“I’m sorry,” she said as he opened it, “that Mr. Hastings couldn’t come. I wanted to have time to thank him properly.”
Anthony, jarred, cheered himself with the thought that there had been a laugh in her voice. He glanced at her face. It told him nothing.
Her travelling-bag was carried out and placed in the car.
“I’m driving myself,” said Anthony. “Will you sit in front?”
She smiled at him and took the seat beside the driver’s. Annoyed with the disturbance aroused in his breast by that smile, Anthony drove out of the gate and down the narrow road to the bridge at a speed quite illegal. Then he slowed down, feeling not a little ashamed. Another new sensation for Anthony Ruthven Gethryn.

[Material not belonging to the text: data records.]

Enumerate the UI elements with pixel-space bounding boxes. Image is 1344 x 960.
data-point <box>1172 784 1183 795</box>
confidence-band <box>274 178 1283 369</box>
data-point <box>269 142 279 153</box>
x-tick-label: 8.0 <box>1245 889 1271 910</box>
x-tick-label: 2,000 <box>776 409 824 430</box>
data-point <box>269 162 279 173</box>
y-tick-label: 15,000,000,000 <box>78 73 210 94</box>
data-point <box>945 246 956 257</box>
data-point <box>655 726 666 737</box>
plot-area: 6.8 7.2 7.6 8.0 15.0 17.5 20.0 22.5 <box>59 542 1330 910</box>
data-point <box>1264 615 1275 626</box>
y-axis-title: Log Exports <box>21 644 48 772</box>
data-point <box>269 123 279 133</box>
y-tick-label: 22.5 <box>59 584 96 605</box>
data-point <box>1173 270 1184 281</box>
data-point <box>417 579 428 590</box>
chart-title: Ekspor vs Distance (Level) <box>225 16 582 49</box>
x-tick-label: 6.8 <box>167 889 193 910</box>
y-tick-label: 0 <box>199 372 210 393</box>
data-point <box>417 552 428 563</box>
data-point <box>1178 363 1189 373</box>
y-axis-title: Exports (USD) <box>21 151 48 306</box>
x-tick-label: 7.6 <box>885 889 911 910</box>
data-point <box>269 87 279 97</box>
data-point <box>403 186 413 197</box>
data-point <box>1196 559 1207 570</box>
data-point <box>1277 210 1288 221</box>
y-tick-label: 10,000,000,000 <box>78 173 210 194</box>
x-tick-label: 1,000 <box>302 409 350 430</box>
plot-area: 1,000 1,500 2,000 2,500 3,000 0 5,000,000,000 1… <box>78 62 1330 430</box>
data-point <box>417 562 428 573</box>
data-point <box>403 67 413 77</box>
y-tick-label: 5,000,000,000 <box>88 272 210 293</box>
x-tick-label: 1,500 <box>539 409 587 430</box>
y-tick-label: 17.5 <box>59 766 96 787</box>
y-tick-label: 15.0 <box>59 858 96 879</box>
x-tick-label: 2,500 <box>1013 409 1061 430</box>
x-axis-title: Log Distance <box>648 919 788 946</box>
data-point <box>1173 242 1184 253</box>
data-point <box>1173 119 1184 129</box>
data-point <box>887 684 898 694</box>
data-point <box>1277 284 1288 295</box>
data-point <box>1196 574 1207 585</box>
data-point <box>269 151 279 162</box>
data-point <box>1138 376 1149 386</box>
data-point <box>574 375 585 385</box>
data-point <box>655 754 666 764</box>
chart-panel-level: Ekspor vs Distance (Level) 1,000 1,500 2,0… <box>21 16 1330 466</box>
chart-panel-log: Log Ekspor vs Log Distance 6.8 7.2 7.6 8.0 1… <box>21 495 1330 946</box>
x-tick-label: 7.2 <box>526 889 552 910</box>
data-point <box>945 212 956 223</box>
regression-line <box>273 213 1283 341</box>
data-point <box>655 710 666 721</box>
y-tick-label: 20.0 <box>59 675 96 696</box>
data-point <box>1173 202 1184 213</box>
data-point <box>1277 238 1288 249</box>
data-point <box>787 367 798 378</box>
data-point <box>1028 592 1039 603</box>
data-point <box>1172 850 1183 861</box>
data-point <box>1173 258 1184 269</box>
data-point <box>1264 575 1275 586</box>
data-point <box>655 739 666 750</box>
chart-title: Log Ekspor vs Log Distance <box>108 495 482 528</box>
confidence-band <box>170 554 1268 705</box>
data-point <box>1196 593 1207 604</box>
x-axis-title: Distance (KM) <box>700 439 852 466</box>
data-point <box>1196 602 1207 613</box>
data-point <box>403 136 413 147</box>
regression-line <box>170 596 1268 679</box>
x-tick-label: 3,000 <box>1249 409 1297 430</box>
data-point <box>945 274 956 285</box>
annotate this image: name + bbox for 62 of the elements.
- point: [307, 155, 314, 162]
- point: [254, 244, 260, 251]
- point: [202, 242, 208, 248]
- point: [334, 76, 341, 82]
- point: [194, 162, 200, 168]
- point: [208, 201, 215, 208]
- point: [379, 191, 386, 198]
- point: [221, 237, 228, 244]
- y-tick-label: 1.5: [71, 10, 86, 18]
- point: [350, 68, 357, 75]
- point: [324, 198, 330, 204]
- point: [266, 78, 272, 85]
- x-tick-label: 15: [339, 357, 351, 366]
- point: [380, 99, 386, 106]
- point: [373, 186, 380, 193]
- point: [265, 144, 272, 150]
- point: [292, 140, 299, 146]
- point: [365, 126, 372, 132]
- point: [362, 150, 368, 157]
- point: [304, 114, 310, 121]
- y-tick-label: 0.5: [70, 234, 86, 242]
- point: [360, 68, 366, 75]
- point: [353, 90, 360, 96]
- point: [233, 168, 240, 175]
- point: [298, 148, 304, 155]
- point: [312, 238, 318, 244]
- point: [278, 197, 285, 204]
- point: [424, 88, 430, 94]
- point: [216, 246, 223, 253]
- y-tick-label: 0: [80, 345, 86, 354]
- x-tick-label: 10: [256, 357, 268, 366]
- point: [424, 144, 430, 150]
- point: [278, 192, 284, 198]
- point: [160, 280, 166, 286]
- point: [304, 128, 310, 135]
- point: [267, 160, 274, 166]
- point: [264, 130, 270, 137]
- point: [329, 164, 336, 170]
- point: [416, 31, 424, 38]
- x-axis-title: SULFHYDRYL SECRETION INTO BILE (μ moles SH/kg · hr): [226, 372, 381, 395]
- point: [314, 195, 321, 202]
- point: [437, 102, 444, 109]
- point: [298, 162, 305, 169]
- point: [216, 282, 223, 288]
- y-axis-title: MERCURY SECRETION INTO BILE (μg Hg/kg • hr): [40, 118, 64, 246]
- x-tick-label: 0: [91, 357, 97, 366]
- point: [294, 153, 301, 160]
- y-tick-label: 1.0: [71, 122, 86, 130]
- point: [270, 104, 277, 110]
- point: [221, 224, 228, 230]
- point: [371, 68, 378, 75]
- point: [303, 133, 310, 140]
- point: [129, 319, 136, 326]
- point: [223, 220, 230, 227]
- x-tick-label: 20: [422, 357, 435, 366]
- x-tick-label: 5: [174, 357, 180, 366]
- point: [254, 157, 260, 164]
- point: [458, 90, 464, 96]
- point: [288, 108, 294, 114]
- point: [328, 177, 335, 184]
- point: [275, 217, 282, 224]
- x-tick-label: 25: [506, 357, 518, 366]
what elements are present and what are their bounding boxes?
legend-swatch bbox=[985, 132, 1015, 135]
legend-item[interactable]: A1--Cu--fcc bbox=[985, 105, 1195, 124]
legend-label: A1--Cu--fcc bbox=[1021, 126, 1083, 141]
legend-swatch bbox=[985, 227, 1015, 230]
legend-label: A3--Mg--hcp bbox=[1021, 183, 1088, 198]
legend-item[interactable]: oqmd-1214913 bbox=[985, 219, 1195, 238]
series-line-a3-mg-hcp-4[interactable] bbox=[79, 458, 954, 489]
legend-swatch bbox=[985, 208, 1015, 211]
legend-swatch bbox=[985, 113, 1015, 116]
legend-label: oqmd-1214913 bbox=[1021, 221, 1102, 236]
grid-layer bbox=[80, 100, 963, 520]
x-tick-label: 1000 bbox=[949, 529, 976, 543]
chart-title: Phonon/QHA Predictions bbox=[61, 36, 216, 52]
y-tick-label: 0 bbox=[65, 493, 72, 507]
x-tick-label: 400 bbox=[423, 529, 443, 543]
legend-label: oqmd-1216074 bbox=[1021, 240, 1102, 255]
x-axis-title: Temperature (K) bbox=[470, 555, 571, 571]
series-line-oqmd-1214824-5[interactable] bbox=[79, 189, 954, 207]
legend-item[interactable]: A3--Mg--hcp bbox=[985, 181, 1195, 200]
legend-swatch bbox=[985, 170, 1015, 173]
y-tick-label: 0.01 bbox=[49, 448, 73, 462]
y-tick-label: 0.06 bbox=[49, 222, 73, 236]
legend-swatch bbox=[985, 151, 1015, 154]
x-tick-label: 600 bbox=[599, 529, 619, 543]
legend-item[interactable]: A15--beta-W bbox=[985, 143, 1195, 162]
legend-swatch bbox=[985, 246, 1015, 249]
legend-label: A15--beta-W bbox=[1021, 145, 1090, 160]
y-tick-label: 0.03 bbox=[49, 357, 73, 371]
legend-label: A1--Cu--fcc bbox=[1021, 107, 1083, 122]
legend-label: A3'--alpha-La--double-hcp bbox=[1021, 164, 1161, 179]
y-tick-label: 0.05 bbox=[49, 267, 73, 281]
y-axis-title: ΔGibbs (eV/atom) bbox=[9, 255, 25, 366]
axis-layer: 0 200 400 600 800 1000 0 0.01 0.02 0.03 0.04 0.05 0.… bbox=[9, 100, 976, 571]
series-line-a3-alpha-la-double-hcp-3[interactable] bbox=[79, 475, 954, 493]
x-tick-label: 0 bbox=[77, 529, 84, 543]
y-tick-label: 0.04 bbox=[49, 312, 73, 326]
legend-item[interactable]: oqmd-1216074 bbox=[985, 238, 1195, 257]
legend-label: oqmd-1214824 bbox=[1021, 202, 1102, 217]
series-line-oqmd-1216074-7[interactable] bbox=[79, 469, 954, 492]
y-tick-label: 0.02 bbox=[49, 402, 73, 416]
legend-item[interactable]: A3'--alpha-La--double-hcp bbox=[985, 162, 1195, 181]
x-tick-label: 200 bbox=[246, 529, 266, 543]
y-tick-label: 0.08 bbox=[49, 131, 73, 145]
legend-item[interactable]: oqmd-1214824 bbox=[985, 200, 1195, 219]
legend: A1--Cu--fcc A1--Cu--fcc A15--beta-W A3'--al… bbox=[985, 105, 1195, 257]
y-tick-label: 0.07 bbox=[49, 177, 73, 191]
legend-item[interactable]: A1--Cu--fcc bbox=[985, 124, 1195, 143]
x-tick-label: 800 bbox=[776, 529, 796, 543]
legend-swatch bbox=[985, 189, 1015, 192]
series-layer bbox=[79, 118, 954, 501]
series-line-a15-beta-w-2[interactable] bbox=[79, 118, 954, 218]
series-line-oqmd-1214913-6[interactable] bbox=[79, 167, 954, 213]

“I’m sorry,” he said. “Pace frighten you?”
She turned to him not the tense, white face he had expected, but a joyous one, vivid with life under the enchanting veil.
“Not a little bit,” she said; and laughter peeped through her words. “You see, after yesterday—and all that you did—I feel quite safe with you. As if you couldn’t make a mistake. Not possibly!”
Anthony glowed.
“Yes,” she said. “Absolutely safe, that’s what I feel.” A pause. “Just as a tiny girl feels if her father takes her out, say, in a tandem.”